We have a bigger table that includes comparisons with the Kepler and Maxwell generations of Tesla accelerators, but this table is too big to display. (
You can view it here in a separate window.) The FP16 with either FP16 or FP32 accumulate, bfloat16 (BF16), and Tensor Float32 (TF32) formats used on the new Tensor Core units show performance without the sparse matrix support and the 2X improvement with it turned on.

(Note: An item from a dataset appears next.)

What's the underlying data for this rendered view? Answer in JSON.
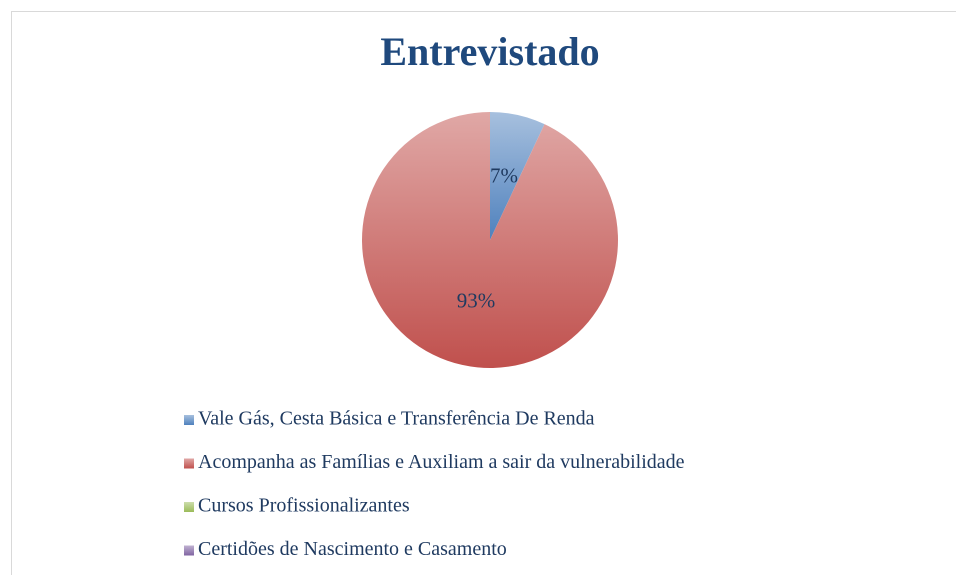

The sparse matrix support also gooses INT4 and INT8 inference processing on the Tensor Cores by a factor of 2X when it is activated. It is not available on the FP64 processing on the Tensor Cores, but the Tensor Core implementation of 64-bit matrix math can deliver 2X the throughput on FP64 math compared to the FP64 units on the GA100 and 2.5X that of the GV100, which only had plain vanilla FP64 units.
...
“It may not be obvious from the documentation, but is it’s a non-trivial exercise to get another 2X performance out of the SMs with the Tensor Cores,” Alben tells
The Next Platform. “We pushed it as far as we thought we could in Volta without the thing catching on fire, but with a lot of hard work, we figured out how to get another 2X out of the system, and we were able to do that and get even better utilization than we did in the Volta generation. We are definitely proud to see the results.”
By the way, here is one thing to look forward to: That extra 20 percent of memory bandwidth and memory capacity will be unlocked, and so will the remaining 18.5 percent of latent performance embodied in the 20 SMs that are dark to increase the yield on the chips. This is a bigger block of latent capacity in the Ampere device than was in the Volta device.